Та выслушала Сашу молча, не проявляя ни удивления, ни излишнего любопытства, только под конец вздохнула и сказала:

— О боже! Как она напутала, война! А его мать лежала у меня в больнице и каждый день плакала: где Володя? Может быть, и мой Сеня где-нибудь рядом.

— Теперь вы понимаете, что мне надо остаться, надо, чтоб он меня увидел… Это поможет ему…

— Боюсь я за тебя.

— Мария Сергеевна, да я без вас и шагу не сделаю. Клянусь!

Она задумалась.

— Хорошо. Я скажу фон Штумме, что попросила тебя помочь. Будешь стирать белье…

— Все, все буду… Любую работу, только бы…

— Ты знаешь, о чем я сейчас подумала? Мы сделаем ему переливание крови. Одна я не могла. У тебя какая группа?

— Вторая.

— Мы не знаем его группы. Нет сыворотки. Возьмем мою. Я универсальный донор.

Саша не могла найти слов, чтоб выразить благодарность этой женщине, спасшей ее Петю, ее счастье. Теперь у нее появилась уверенность, что Петя будет жить. Она не думала о том, как вырваться отсюда, уйти от опасности, ежеминутно угрожающей всем им. Один неосторожный шаг, одно чье-нибудь слово — и смерть. Нельзя ни на секунду забывать об этом.

Когда они вернулись в больницу, Саша не удержалась: глазами, взглядом попросила Марию Сергеевну разрешить ей зайти к нему. Та укоризненно покачала головой, но пошла вместе с ней.

«Жив!» — хотелось кричать от радости. Саша быстро наклонилась и поцеловала его в горячие, запекшиеся губы. И — будто вдохнула поцелуем силы. Раненый раскрыл глаза, посмотрел на нее и прошептал без удивления и радости:

— Саша…

Так шепчет малое дитя слово «мама», проснувшись на миг и убедившись, что мать сидит рядом.

— Петя!.. Родной мой!..

Мария Сергеевна придержала Сашу за плечо, осторожно отстранила. А раненый вдруг шевельнул забинтованными руками, точно стискивая кулаки, и проговорил злобно:

— Я разбил ему морду… Сеня… Слышишь? Надо было из пистолета… Вот так… Ах, гад какой!..

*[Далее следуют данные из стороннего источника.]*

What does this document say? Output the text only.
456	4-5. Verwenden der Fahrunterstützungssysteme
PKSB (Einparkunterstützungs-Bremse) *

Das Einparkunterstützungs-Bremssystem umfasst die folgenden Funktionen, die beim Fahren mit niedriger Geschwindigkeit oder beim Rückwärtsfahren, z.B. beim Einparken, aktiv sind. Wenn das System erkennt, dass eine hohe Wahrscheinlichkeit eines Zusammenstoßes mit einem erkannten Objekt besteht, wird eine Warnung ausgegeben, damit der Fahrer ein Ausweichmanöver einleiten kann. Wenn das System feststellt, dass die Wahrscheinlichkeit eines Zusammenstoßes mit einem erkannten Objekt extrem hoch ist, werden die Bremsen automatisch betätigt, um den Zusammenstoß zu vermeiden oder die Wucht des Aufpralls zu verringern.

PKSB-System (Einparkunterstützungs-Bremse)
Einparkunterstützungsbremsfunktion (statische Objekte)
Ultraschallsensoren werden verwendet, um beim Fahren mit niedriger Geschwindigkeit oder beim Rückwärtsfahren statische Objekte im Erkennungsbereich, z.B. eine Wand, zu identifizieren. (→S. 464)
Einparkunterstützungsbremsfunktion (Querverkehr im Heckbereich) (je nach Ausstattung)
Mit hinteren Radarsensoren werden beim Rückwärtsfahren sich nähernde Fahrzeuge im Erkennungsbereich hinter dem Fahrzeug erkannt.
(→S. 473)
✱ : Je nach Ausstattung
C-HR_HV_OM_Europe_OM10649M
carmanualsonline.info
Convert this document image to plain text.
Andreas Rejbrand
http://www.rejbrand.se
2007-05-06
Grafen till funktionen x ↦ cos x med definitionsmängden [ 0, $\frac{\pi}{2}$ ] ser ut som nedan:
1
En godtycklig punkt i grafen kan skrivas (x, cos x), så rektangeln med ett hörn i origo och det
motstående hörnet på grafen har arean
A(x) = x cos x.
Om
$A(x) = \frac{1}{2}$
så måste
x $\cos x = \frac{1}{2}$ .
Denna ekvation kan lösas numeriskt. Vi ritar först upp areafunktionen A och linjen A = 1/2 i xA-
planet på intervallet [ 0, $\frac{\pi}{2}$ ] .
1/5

Пальцы Марии Сергеевны смяли Сашину кофточку. Женщина замерла: может быть, он скажет о сыне еще что-нибудь. Но Петро устало прошептал слова песни:

— Посею лебеду на берегу… Свою…

Саша стирала рваные больничные простыни и думала о том, как она, когда Петя заболел воспалением легких, пришла к нему в больницу и, несмотря на запрещение врача, просидела с ним весь день. А сейчас он в более тяжелом состоянии, и она не может сидеть возле него, потому что никто не должен знать, что он — близкий ей человек. Самый близкий, самый родной. А еще думала о Ленке. Как там дочка? Вернулся ли Владимир Иванович?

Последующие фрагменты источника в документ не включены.